The case for innovation is simple: less than half the schools in low-income areas of our big cities can meet the minimum state performance standards. Educators say, "We know how to make inner-city schools effective, but we can't do it until we get [fill in the blank: more money, more political will, a higher class of parents]." Don't let them kid you. We really don't know how to educate millions of children whose preschool preparation and home supports are far different from the American middle-class norm.

We need the kind of problem-solving effort that made it possible for America to go to the moon and find therapies for cancer and AIDS. We should encourage new initiatives and sift out the best for further development, until we have one or more options that can work.

Public education, however, fights this kind of problem solving. It is for innovation as long as school boards, district central offices, and teacher unions can do business as usual. Even charter schools, which could create diverse approaches to fuel innovation, are held down by the system. They get a lot less money than regular public schools and must pay for facilities that public schools get free.

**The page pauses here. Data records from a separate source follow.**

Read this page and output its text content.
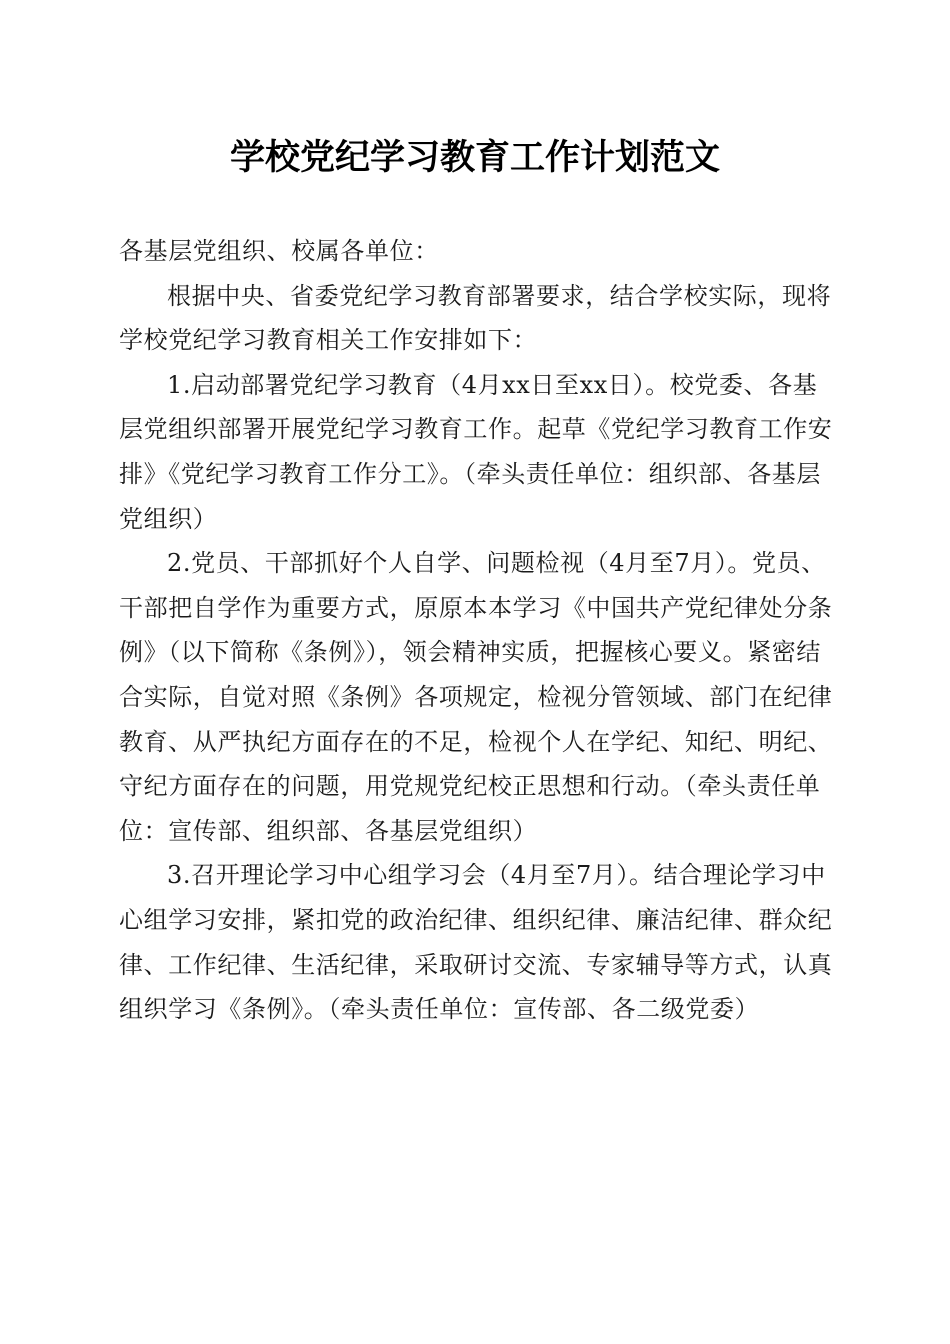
学校党纪学习教育工作计划范文

各基层党组织、校属各单位：

根据中央、省委党纪学习教育部署要求，结合学校实际，现将学校党纪学习教育相关工作安排如下：

1.启动部署党纪学习教育（4月xx日至xx日）。校党委、各基层党组织部署开展党纪学习教育工作。起草《党纪学习教育工作安排》《党纪学习教育工作分工》。（牵头责任单位：组织部、各基层党组织）

2.党员、干部抓好个人自学、问题检视（4月至7月）。党员、干部把自学作为重要方式，原原本本学习《中国共产党纪律处分条例》（以下简称《条例》），领会精神实质，把握核心要义。紧密结合实际，自觉对照《条例》各项规定，检视分管领域、部门在纪律教育、从严执纪方面存在的不足，检视个人在学纪、知纪、明纪、守纪方面存在的问题，用党规党纪校正思想和行动。（牵头责任单位：宣传部、组织部、各基层党组织）

3.召开理论学习中心组学习会（4月至7月）。结合理论学习中心组学习安排，紧扣党的政治纪律、组织纪律、廉洁纪律、群众纪律、工作纪律、生活纪律，采取研讨交流、专家辅导等方式，认真组织学习《条例》。（牵头责任单位：宣传部、各二级党委）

Many charter school leaders focus their creative energies on juggling bills and finding good teachers who will work for low pay.

Even when charter schools devise innovative ways of teaching, there is no mechanism for shifting money and students in their direction. State caps limit the number of charter schools that can exist, and local school boards fight charter schools that threaten to draw students away from district-run schools.

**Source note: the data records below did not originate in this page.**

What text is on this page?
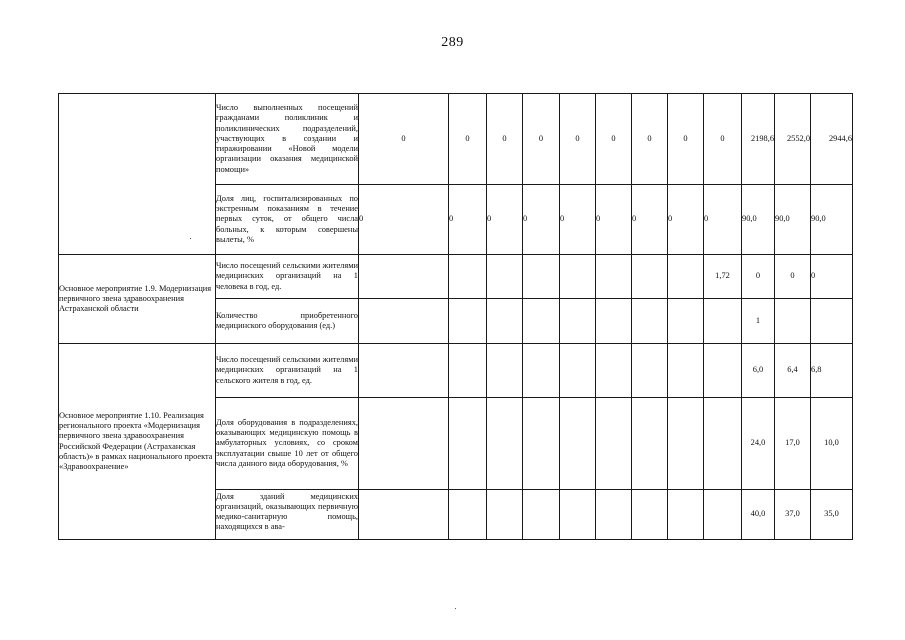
289
	Число выполненных посещений гражданами поликлиник и поликлинических подразделений, участвующих в создании и тиражировании «Новой модели организации оказания медицинской помощи»	0	0	0	0	0	0	0	0	0	2198,6	2552,0	2944,6
	Доля лиц, госпитализированных по экстренным показаниям в течение первых суток, от общего числа больных, к которым совершены вылеты, %	0	0	0	0	0	0	0	0	0	90,0	90,0	90,0
Основное мероприятие 1.9. Модернизация первичного звена здравоохранения Астраханской области	Число посещений сельскими жителями медицинских организаций на 1 человека в год, ед.									1,72	0	0	0
	Количество приобретенного медицинского оборудования (ед.)										1		
Основное мероприятие 1.10. Реализация регионального проекта «Модернизация первичного звена здравоохранения Российской Федерации (Астраханская область)» в рамках национального проекта «Здравоохранение»	Число посещений сельскими жителями медицинских организаций на 1 сельского жителя в год, ед.										6,0	6,4	6,8
	Доля оборудования в подразделениях, оказывающих медицинскую помощь в амбулаторных условиях, со сроком эксплуатации свыше 10 лет от общего числа данного вида оборудования, %										24,0	17,0	10,0

	Доля зданий медицинских организаций, оказывающих первичную медико-санитарную помощь, находящихся в ава-										40,0	37,0	35,0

Real innovation is happening, but it is coming from higher education and private, often religious, schools. Middle College and Running Start programs are moving bored high school students onto college campuses, where they are too challenged and excited to drop out. Cristo Rey high schools remedy poor children's isolation from the mainstream economy by placing them into part-time office jobs, where they see how classroom lessons apply to the real world. Nativity middle schools, a precursor to the Knowledge is Power Program (KIPP), provide a twelve-hour day complete with classes, sports, motivation, mentoring, and fun. These programs work—especially for the low-income city children who languish in conventional schools.

School districts resist such innovations. School board members say that KIPP demands too much of teachers and that Cristo Rey and Nativity are too tainted by religion. Here the institutional arrangements get in the way of progress. To be open to innovation, public education needs to let people with new ideas start schools, allow secular imitation of religious models, allow parents to move from less to more promising schools, and let money follow children wherever they go.